Museveni

Yoweri Kaguta Museveni, President of Uganda

By Yoweri Kaguta Museveni

I always like to start the issues of Africa in 1900.  Our Banyankole people say: “Kamara matsiko nka icumu rya ahanda.”  This translates as: “When a spear thrust by the enemy injures your internal organs, then you know that your hope for survival is very limited.”  In other words, injuring the internal organs of a person is a decisive blow. I call 1900 Kamara matsiko (the extinguisher of hope) because by that year, the whole of Africa had been colonized except for Ethiopia.  Why couldn’t Africa defend itself? Mainly because of internal weaknesses.

The Africans are favoured by God and nature.  They live in a land area which is 11.7 million square miles in size ─ bigger than USA, China, Brazil and Western Europe combined.  This land is very well watered by powerful Rivers ─ the Nile, the Congo, the Zambezi, the Limpopo and the Niger.  It contains vast Lakes: Nalubaale (L. Victoria), Rutshuru – Butumbi (L. Edward), Masyooro (L. George), Kivu, Tanganyika, Nyasa and Turkana, among others. Africa’s 1 billion people are divided into just four linguistic groups:  the Niger-Congo (including the Bantu and the Kwa groups), the Nilo-Saharan (including the Nilotic and Nilo-Hamitic dialects), the Afro-Asiatic (Arabic and Amharic) and the Khoisan (so called bush men).

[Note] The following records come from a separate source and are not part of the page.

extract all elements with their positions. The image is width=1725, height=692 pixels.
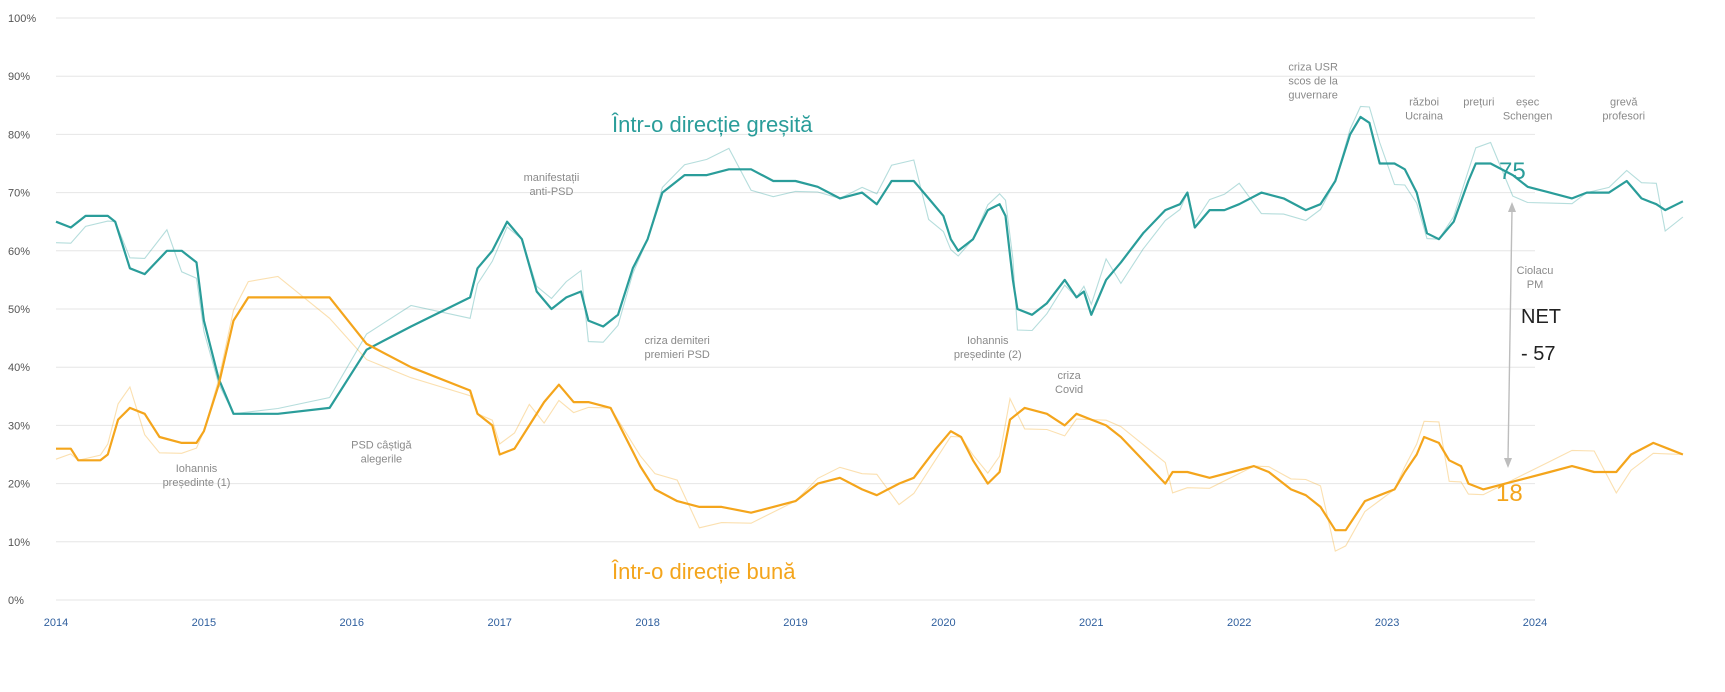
x-tick-label: 2019 <box>783 617 807 629</box>
series-line <box>56 296 1684 532</box>
x-tick-label: 2022 <box>1227 617 1251 629</box>
annotation-text: criza demiteri <box>644 335 709 347</box>
series-lines <box>55 105 1684 552</box>
annotation-text: scos de la <box>1288 75 1338 87</box>
net-value: - 57 <box>1521 343 1555 365</box>
x-tick-label: 2021 <box>1079 617 1103 629</box>
series-raw-line <box>55 105 1684 415</box>
annotation: criza Covid <box>1055 370 1083 396</box>
x-tick-label: 2024 <box>1523 617 1547 629</box>
annotation: grevă profesori <box>1602 96 1645 122</box>
annotation: eșec Schengen <box>1503 96 1553 122</box>
series-label-wrong: Într-o direcție greșită <box>611 112 813 137</box>
y-tick-label: 50% <box>8 304 30 316</box>
annotation: criza USR scos de la guvernare <box>1288 61 1338 101</box>
annotation: PSD câștigă alegerile <box>351 440 412 466</box>
annotation-text: Ucraina <box>1405 110 1444 122</box>
annotation-text: președinte (1) <box>163 477 231 489</box>
annotation-text: alegerile <box>361 454 403 466</box>
annotation-text: Iohannis <box>967 335 1009 347</box>
x-axis-ticks: 2014 2015 2016 2017 2018 2019 2020 2021 2022 2023… <box>44 617 1547 629</box>
y-axis-ticks: 0% 10% 20% 30% 40% 50% 60% 70% 80% 90% 100% <box>8 13 36 607</box>
y-tick-label: 70% <box>8 188 30 200</box>
y-tick-label: 60% <box>8 246 30 258</box>
grid <box>56 17 1535 601</box>
annotation-text: eșec <box>1516 96 1540 108</box>
annotation-text: guvernare <box>1288 89 1338 101</box>
y-tick-label: 20% <box>8 479 30 491</box>
annotation-text: război <box>1409 96 1439 108</box>
x-tick-label: 2020 <box>931 617 955 629</box>
annotation: manifestații anti-PSD <box>524 172 580 198</box>
annotation: război Ucraina <box>1405 96 1444 122</box>
y-tick-label: 90% <box>8 71 30 83</box>
annotation-text: premieri PSD <box>644 349 709 361</box>
end-value-wrong: 75 <box>1499 158 1526 185</box>
annotation-text: Ciolacu <box>1517 265 1554 277</box>
net-arrow <box>1504 202 1516 468</box>
annotation-text: Covid <box>1055 384 1083 396</box>
annotation-text: manifestații <box>524 172 580 184</box>
y-tick-label: 40% <box>8 362 30 374</box>
annotation: Iohannis președinte (2) <box>954 335 1022 361</box>
annotation-text: Iohannis <box>176 463 218 475</box>
series-label-good: Într-o direcție bună <box>611 559 796 584</box>
annotation-text: PSD câștigă <box>351 440 412 452</box>
annotations: Iohannis președinte (1) PSD câștigă alegeri… <box>163 61 1646 489</box>
annotation: Ciolacu PM <box>1517 265 1554 291</box>
annotation-text: PM <box>1527 279 1544 291</box>
annotation: Iohannis președinte (1) <box>163 463 231 489</box>
annotation-text: criza <box>1057 370 1081 382</box>
x-tick-label: 2014 <box>44 617 68 629</box>
net-label: NET <box>1521 306 1561 328</box>
annotation: prețuri <box>1463 96 1494 108</box>
x-tick-label: 2018 <box>635 617 659 629</box>
series-raw-line <box>55 275 1683 552</box>
annotation: criza demiteri premieri PSD <box>644 335 709 361</box>
end-value-good: 18 <box>1496 480 1523 507</box>
series-line <box>55 115 1684 415</box>
x-tick-label: 2015 <box>192 617 216 629</box>
annotation-text: anti-PSD <box>529 186 573 198</box>
y-tick-label: 10% <box>8 537 30 549</box>
y-tick-label: 80% <box>8 129 30 141</box>
x-tick-label: 2016 <box>340 617 364 629</box>
y-tick-label: 30% <box>8 420 30 432</box>
annotation-text: prețuri <box>1463 96 1494 108</box>
annotation-text: Schengen <box>1503 110 1553 122</box>
annotation-text: grevă <box>1610 96 1638 108</box>
x-tick-label: 2023 <box>1375 617 1399 629</box>
annotation-text: profesori <box>1602 110 1645 122</box>
x-tick-label: 2017 <box>487 617 511 629</box>
y-tick-label: 0% <box>8 595 24 607</box>
annotation-text: criza USR <box>1288 61 1338 73</box>
y-tick-label: 100% <box>8 13 36 25</box>
annotation-text: președinte (2) <box>954 349 1022 361</box>
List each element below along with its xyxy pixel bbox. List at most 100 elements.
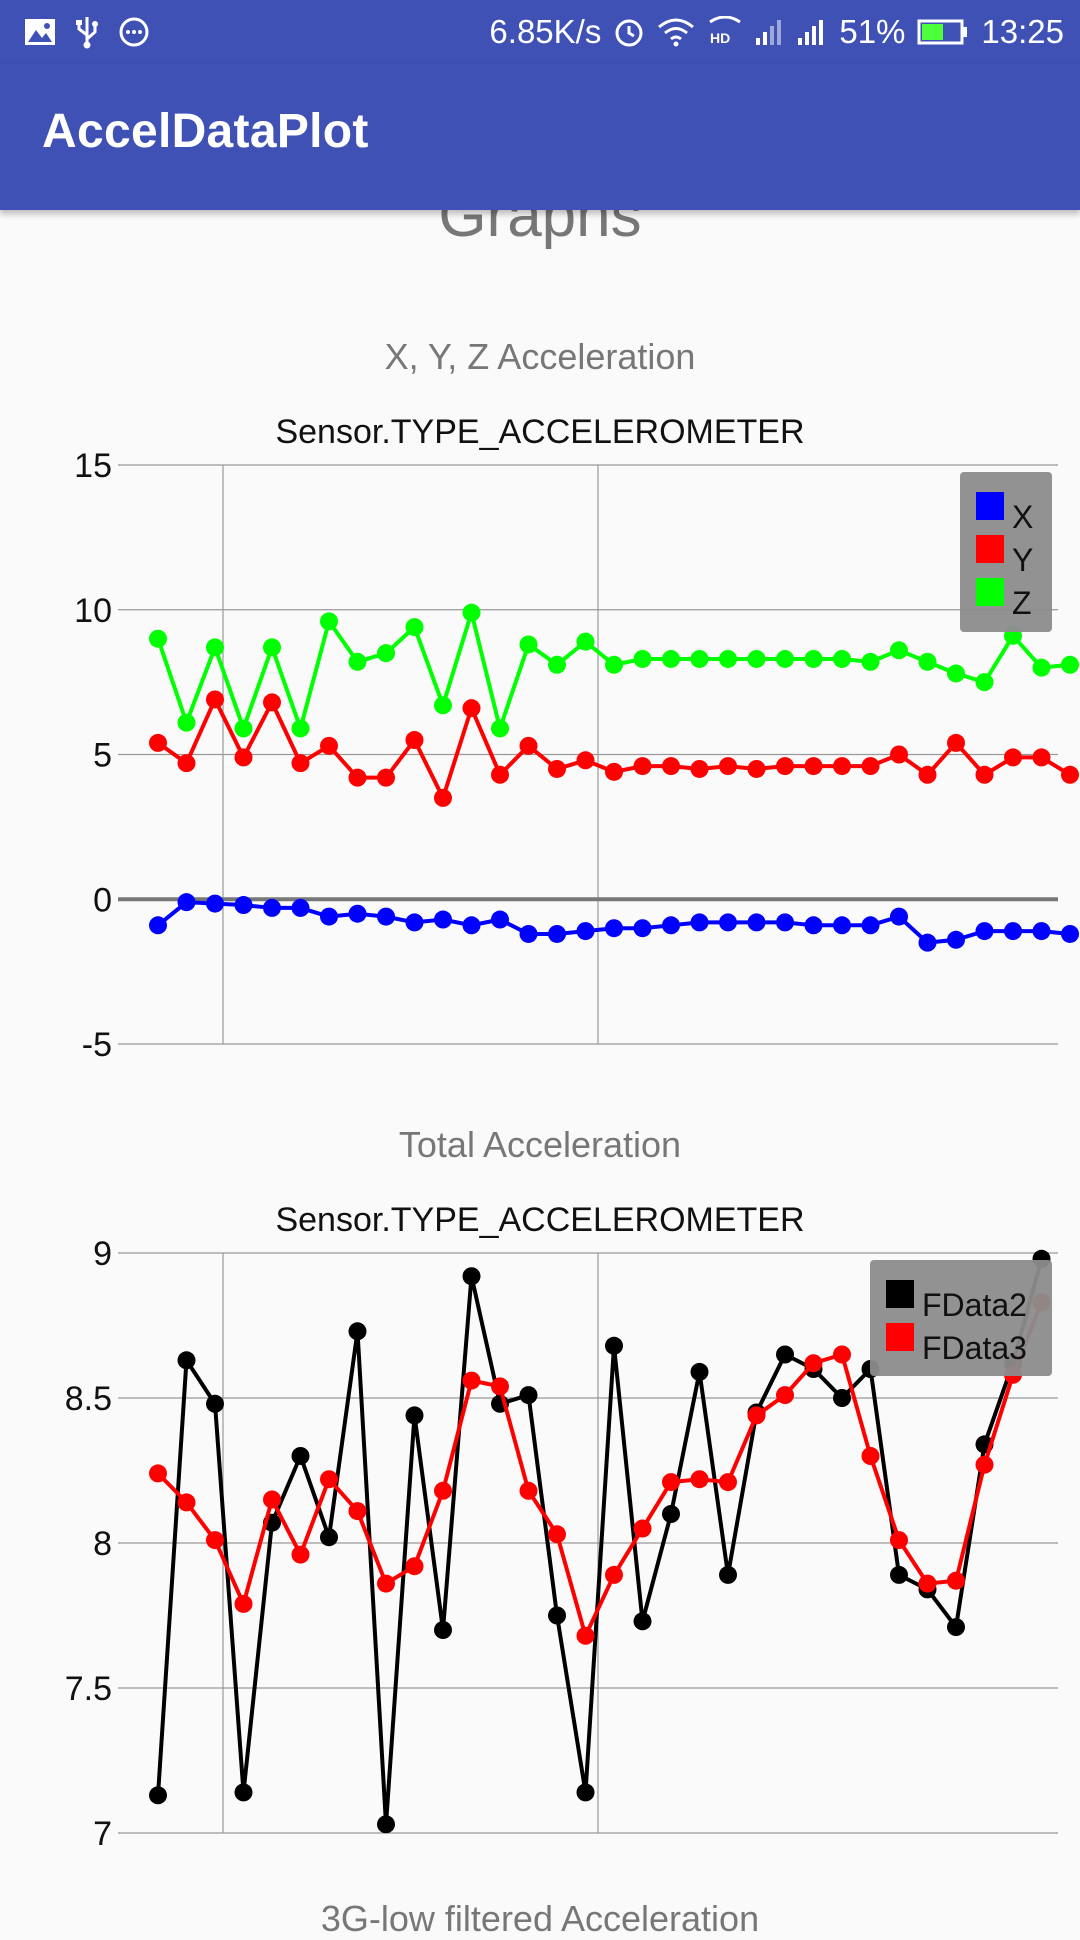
y-tick-label: 7.5 <box>65 1670 112 1708</box>
data-point-x <box>947 930 965 949</box>
data-point-z <box>291 719 310 738</box>
data-point-y <box>918 765 937 784</box>
data-point-x <box>833 916 851 935</box>
data-point-z <box>633 649 652 668</box>
data-point-y <box>747 759 766 778</box>
xyz-acceleration-chart[interactable]: 15 10 5 0 -5 XYZ <box>0 440 1080 1080</box>
data-point-z <box>149 629 167 648</box>
data-point-y <box>1061 765 1079 784</box>
legend-swatch-fdata2 <box>886 1280 914 1308</box>
data-point-y <box>633 757 652 776</box>
data-point-fdata2 <box>177 1351 196 1370</box>
data-point-x <box>377 907 395 926</box>
data-point-fdata2 <box>633 1612 652 1631</box>
data-point-y <box>1032 748 1051 767</box>
signal-sim2-icon <box>797 18 827 46</box>
y-tick-label: 8 <box>93 1525 112 1563</box>
data-point-z <box>576 632 595 651</box>
data-point-fdata3 <box>234 1594 253 1613</box>
data-point-fdata3 <box>605 1565 623 1584</box>
data-point-fdata3 <box>918 1574 937 1593</box>
data-point-fdata3 <box>405 1557 424 1576</box>
more-icon <box>118 16 150 48</box>
data-point-z <box>263 638 281 657</box>
data-point-fdata3 <box>548 1525 566 1544</box>
data-point-x <box>405 913 424 932</box>
data-point-x <box>320 907 338 926</box>
data-point-z <box>861 652 880 671</box>
data-point-x <box>918 933 937 952</box>
legend-label-fdata3: FData3 <box>922 1330 1027 1366</box>
legend-label-z: Z <box>1012 585 1032 621</box>
data-point-x <box>719 913 737 932</box>
chart-title-total: Sensor.TYPE_ACCELEROMETER <box>275 1201 805 1239</box>
data-point-x <box>206 894 224 913</box>
data-point-z <box>918 652 937 671</box>
data-point-fdata3 <box>576 1626 595 1645</box>
data-point-z <box>405 618 424 637</box>
y-tick-label: 8.5 <box>65 1380 112 1418</box>
data-point-z <box>605 655 623 674</box>
data-point-z <box>519 635 538 654</box>
y-tick-label: -5 <box>82 1026 112 1064</box>
data-point-fdata2 <box>576 1783 595 1802</box>
svg-text:HD: HD <box>710 30 730 46</box>
data-point-z <box>206 638 224 657</box>
data-point-fdata3 <box>462 1371 481 1390</box>
data-point-fdata2 <box>548 1606 566 1625</box>
data-point-fdata3 <box>491 1377 509 1396</box>
data-point-y <box>377 768 395 787</box>
data-point-z <box>975 673 994 692</box>
data-point-fdata3 <box>690 1470 709 1489</box>
data-point-y <box>462 699 481 718</box>
y-tick-label: 0 <box>93 881 112 919</box>
data-point-fdata2 <box>434 1621 452 1639</box>
data-point-z <box>804 649 823 668</box>
data-point-y <box>177 754 196 773</box>
data-point-y <box>206 690 224 709</box>
legend-box <box>960 472 1052 632</box>
data-point-fdata3 <box>291 1545 310 1564</box>
data-point-z <box>662 649 680 668</box>
data-point-z <box>434 696 452 715</box>
data-point-y <box>662 757 680 776</box>
data-point-z <box>377 644 395 663</box>
net-speed: 6.85K/s <box>489 13 602 50</box>
data-point-y <box>605 762 623 781</box>
data-point-y <box>491 765 509 784</box>
data-point-y <box>947 733 965 752</box>
data-point-y <box>861 757 880 776</box>
data-point-fdata2 <box>405 1406 424 1425</box>
wifi-icon <box>657 17 695 47</box>
series-line-fdata3 <box>156 1301 1044 1642</box>
data-point-x <box>462 916 481 935</box>
data-point-fdata3 <box>377 1574 395 1593</box>
data-point-x <box>662 916 680 935</box>
data-point-x <box>975 922 994 941</box>
data-point-y <box>690 759 709 778</box>
data-point-fdata2 <box>234 1783 253 1802</box>
battery-icon <box>917 18 969 46</box>
status-bar: 6.85K/s HD 51% 13:25 <box>0 0 1080 64</box>
image-icon <box>24 18 56 46</box>
legend-swatch-z <box>976 578 1004 606</box>
data-point-x <box>348 904 367 923</box>
data-point-fdata3 <box>890 1531 908 1550</box>
data-point-x <box>291 898 310 917</box>
data-point-z <box>747 649 766 668</box>
data-point-x <box>804 916 823 935</box>
data-point-x <box>434 910 452 929</box>
data-point-y <box>519 736 538 755</box>
data-point-fdata3 <box>348 1502 367 1521</box>
data-point-fdata3 <box>263 1490 281 1509</box>
y-tick-label: 7 <box>93 1815 112 1853</box>
data-point-z <box>947 664 965 683</box>
data-point-fdata2 <box>605 1336 623 1355</box>
data-point-fdata2 <box>890 1565 908 1584</box>
data-point-x <box>861 916 880 935</box>
data-point-fdata2 <box>462 1267 481 1286</box>
total-acceleration-chart[interactable]: 9 8.5 8 7.5 7 FData2 FData3 <box>0 1230 1080 1870</box>
data-point-y <box>263 693 281 712</box>
data-point-fdata2 <box>690 1362 709 1381</box>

Reactionaries talk as if the African peoples are so divided that they cannot live together. Even the four linguistic groups mentioned above, are linked among one another.  The Somalis, for instance, call a cow: “Saa.”  The Banyankore, Banyarwanda and Baganda use that word “saa” for cow-dung (busa, amasha).  Our Nilotic people call water “Pii.” The Somalis call water “Biyo.”